Taille modeste, large d'épaules, El-Hachemi Guerouabi, 64 ans, est l'un des deux derniers maîtres de ce blues méditerranéen évident et brumeux, convivial et solitaire, le chaâbi d'Alger. L'autre cheikh s'appelle Boudjemaâ El Ankis, 73 ans, et n'a plus la force ou l'envie de déclamer ce chant festif souvent dépressif, à vif comme une blessure. «L'épée de l'amour a percé mon coeur et personne ne s'en est aperçu/Nul médecin ne m'a soulagé», déclame Guerouabi avec une diction parfaite, reprenant un poème centenaire.
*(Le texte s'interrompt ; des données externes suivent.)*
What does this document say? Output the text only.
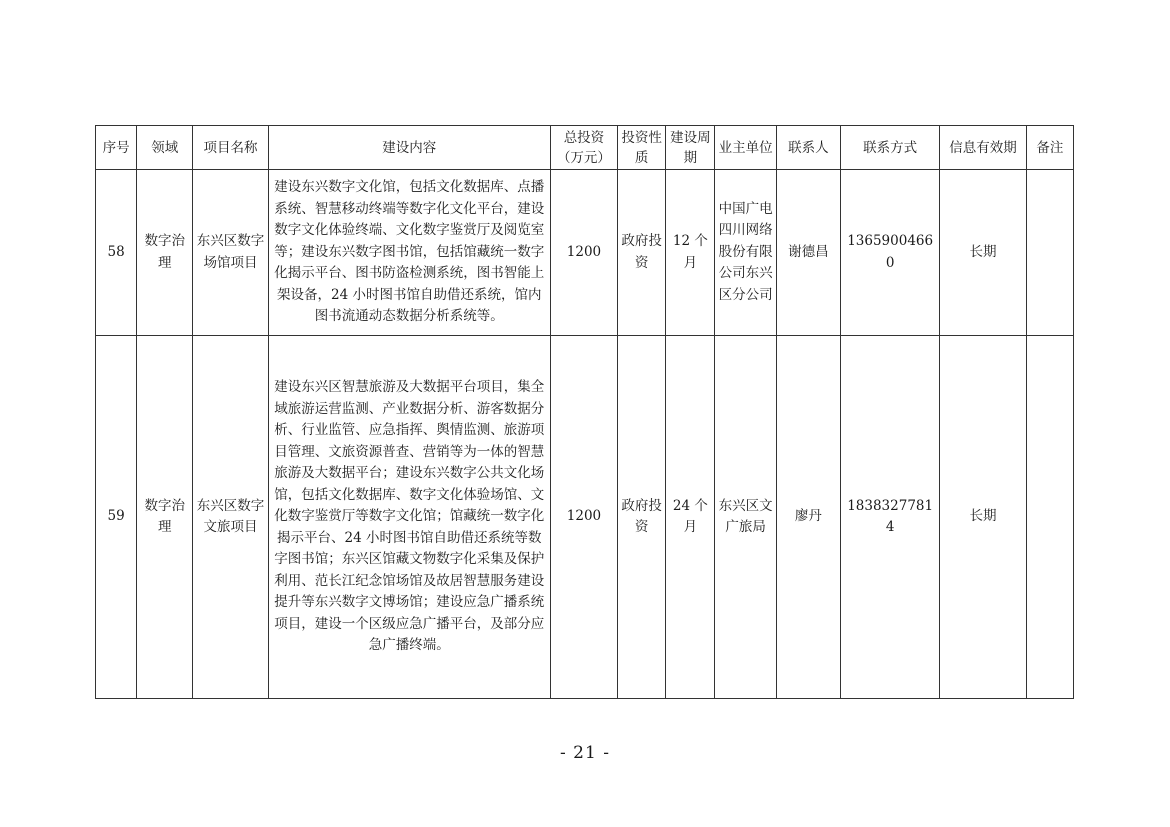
序号	领域	项目名称	建设内容	总投资（万元）	投资性质	建设周期	业主单位	联系人	联系方式	信息有效期	备注
58	数字治理	东兴区数字场馆项目	建设东兴数字文化馆，包括文化数据库、点播系统、智慧移动终端等数字化文化平台，建设数字文化体验终端、文化数字鉴赏厅及阅览室等；建设东兴数字图书馆，包括馆藏统一数字化揭示平台、图书防盗检测系统，图书智能上架设备，24 小时图书馆自助借还系统，馆内图书流通动态数据分析系统等。	1200	政府投资	12 个月	中国广电四川网络股份有限公司东兴区分公司	谢德昌	13659004660	长期	
59	数字治理	东兴区数字文旅项目	建设东兴区智慧旅游及大数据平台项目，集全域旅游运营监测、产业数据分析、游客数据分析、行业监管、应急指挥、舆情监测、旅游项目管理、文旅资源普查、营销等为一体的智慧旅游及大数据平台；建设东兴数字公共文化场馆，包括文化数据库、数字文化体验场馆、文化数字鉴赏厅等数字文化馆；馆藏统一数字化揭示平台、24 小时图书馆自助借还系统等数字图书馆；东兴区馆藏文物数字化采集及保护利用、范长江纪念馆场馆及故居智慧服务建设提升等东兴数字文博场馆；建设应急广播系统项目，建设一个区级应急广播平台，及部分应急广播终端。	1200	政府投资	24 个月	东兴区文广旅局	廖丹	18383277814	长期	
- 21 -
Avec le «mandol». El-Hachemi chante la saudade d'Alger, parente du rebetiko d'Athènes né à la fin du XIXe siècle, musique de voyous grecs surineurs. Dans la Casbah années 20, dockers, artisans, frappes font la fête à une nouvelle musique d'obédience arabo-andalouse. Le nouveau genre est une déclamation qui s'inspire de la nouba élitiste née dans l'Andalousie musulmane, mais qui s'exprime dans une musique plus vive et novatrice et dans une langue populaire nourrie de melhoun (poésie marocaine). Le chaâbi porte la parole tourmentée des déracinés échoués à Alger. Ce nouveau tempo adopte banjo, guitare, piano et surtout mandol, mandoline à quatre cordes sèches, emblématique du chaâbi.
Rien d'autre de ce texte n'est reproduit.